Bishop Denis Nulty of Kildare & Leighlin, Ireland, southwest of Dublin, was waiting for a train recently when he noticed a number of people gathering around a young mother. The woman had a baby in her arms, and the strangers were admiring the little one, wondering if it was a boy or a girl, the age and the name.
The scene on the platform struck Bishop Nulty as something so common and yet so wondrous.
The wonder displayed toward new life does not start at birth, however, Bishop Nulty noted. “The time a child first kicks in the womb and the time a child takes its first faltering steps are but different moments on the same journey,” he wrote in a letter to parishioners.
His reflections came as his country prepares to go to the polls next month to decide whether Ireland will continue to officially protect that nascent life. The Irish government has set May 25 for a referendum on part of the Eighth Amendment to the national constitution, which acknowledges the equal rights of mother and unborn child.
The clause, which was inserted into the Irish Constitution as a result of a 1983 referendum, reads: “The State acknowledges the right to life of the unborn and, with due regard to the equal right to life of the mother, guarantees in its laws to respect, and, as far as practicable, by its laws to defend and vindicate that right.”
Bishop Nulty was one of several bishops who have issued statements in the run-up to the May 25 referendum.
“Some claim that we have been behind the times in Ireland in regard to abortion,” he wrote. I would argue the very opposite; that upholding the right to life of the unborn is timely and far-seeing. We risk compromising our humanity if we do not continue to be supportive of life, even when this poses great difficulties.”
Bishop Alan McGuckian of Raphoe, which includes the greater part of County Donegal, wrote in a statement that the right to life is “not given to us by the Irish Constitution or by any law.”
“We have it ‘as of right’, whether we are wealthy or poor, healthy or sick,” Bishop McGuckian wrote. “All human beings have it.
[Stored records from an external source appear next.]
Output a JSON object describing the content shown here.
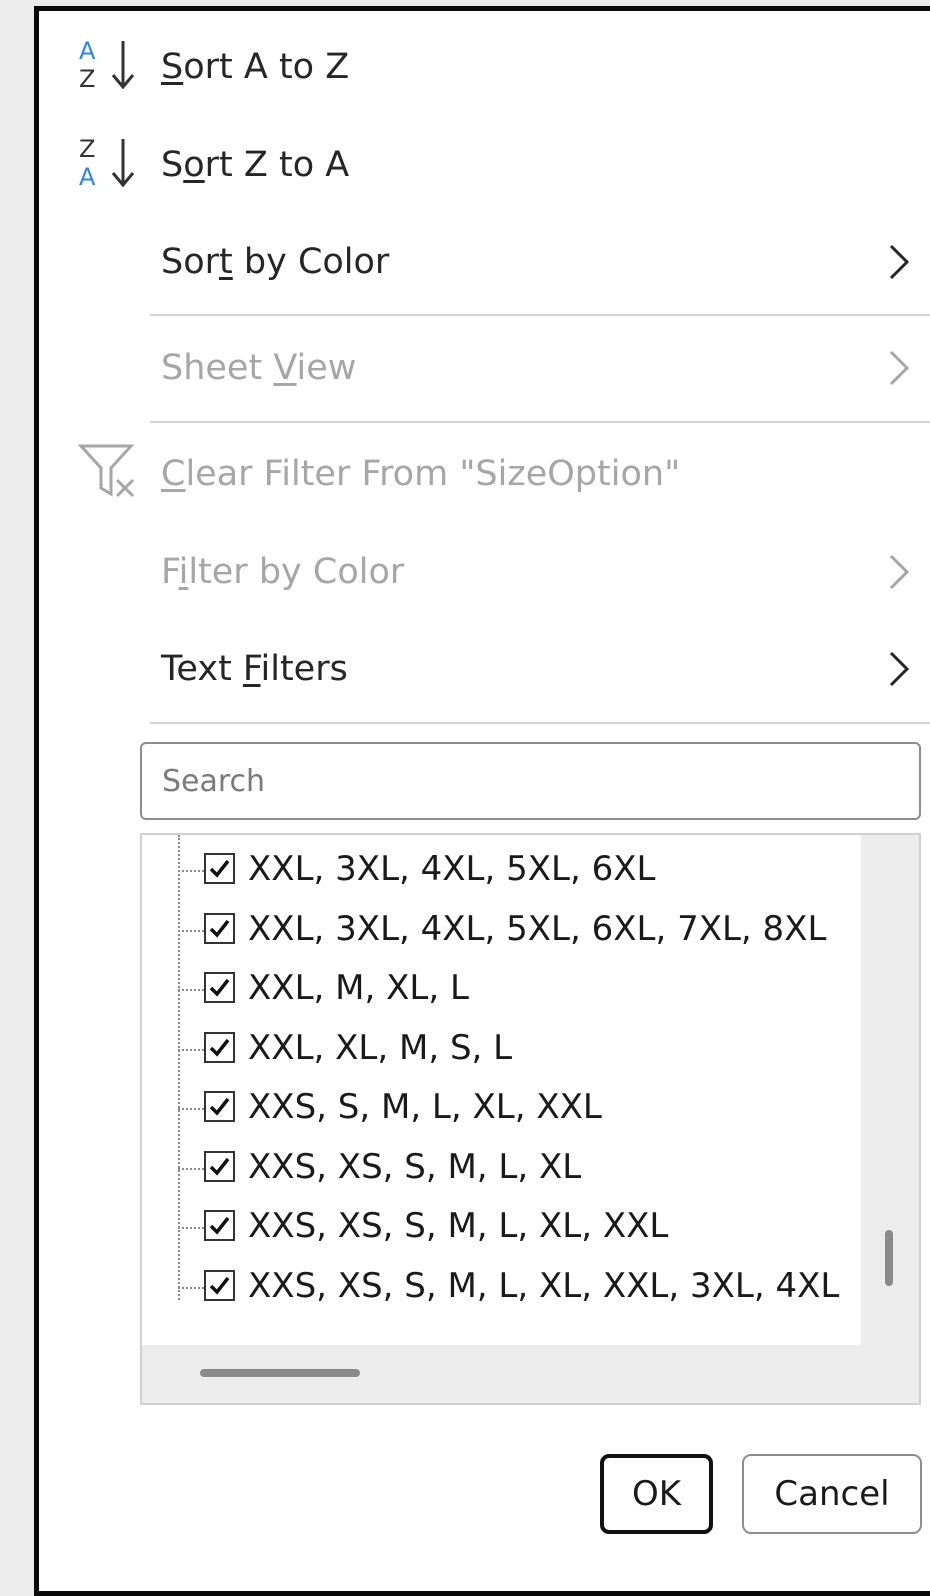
{
  "menu": {
    "sort_az": "Sort A to Z",
    "sort_za": "Sort Z to A",
    "sort_by_color": "Sort by Color",
    "sheet_view": "Sheet View",
    "clear_filter": "Clear Filter From \"SizeOption\"",
    "filter_by_color": "Filter by Color",
    "text_filters": "Text Filters"
  },
  "icons": {
    "sort_az": "sort-ascending-icon",
    "sort_za": "sort-descending-icon",
    "clear_filter": "clear-filter-icon",
    "submenu": "chevron-right-icon"
  },
  "search": {
    "placeholder": "Search"
  },
  "list": {
    "items": [
      "XXL, 3XL, 4XL, 5XL, 6XL",
      "XXL, 3XL, 4XL, 5XL, 6XL, 7XL, 8XL",
      "XXL, M, XL, L",
      "XXL, XL, M, S, L",
      "XXS, S, M, L, XL, XXL",
      "XXS, XS, S, M, L, XL",
      "XXS, XS, S, M, L, XL, XXL",
      "XXS, XS, S, M, L, XL, XXL, 3XL, 4XL"
    ],
    "checked": [
      true,
      true,
      true,
      true,
      true,
      true,
      true,
      true
    ]
  },
  "buttons": {
    "ok": "OK",
    "cancel": "Cancel"
  },
  "colors": {
    "accent_blue": "#2e86de",
    "disabled_text": "#a6a6a6"
  }
}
For us as a society to now declare that any category of human beings should have that right taken from them is a seriously backward step. It effectively says that they don’t exist or, if they do, they do not count. That is a manifest injustice.”
The bishop pointed to scientific evidence that life begins at conception and said that that evidence is “never clearer than it is now.”
“It is a great irony that we in Ireland are for the first time in history losing our clarity about the right to life of the unborn,” he wrote. “Knowledge about the mysterious workings of DNA and the stunningly vivid evidence of ultrasound images of little persons in the earliest weeks in the womb should be making us more committed than ever to the protection of unborn life.”
Bishop John Buckley of Cork & Ross, noted that Ireland will be the first country in the world to hold a referendum to introduce abortion by popular vote.
“Will the people of Ireland decide that there is no safe place for the unborn?” he wondered. “We will be asked in the Referendum to remove the only remaining effective law to protect the unborn. We can choose to retain the Eighth Amendment, under which doctors and hospitals will protect the lives of both baby and mother to a standard of care that is considered the highest in the world, or we can repeal the Eighth and leave babies with no protection whatsoever. The legislators will then be able to propose laws for abortion right up to birth, with no restrictions and over which the people of Ireland will have no control.”
But voting no is not enough, Bishop Nulty said. “The real challenge for us is to work even harder to strengthen a culture that values all life. Being pro-life must mean that we advocate for all who are in need of protection in our society. Let us rededicate ourselves to this essential and blessed task.”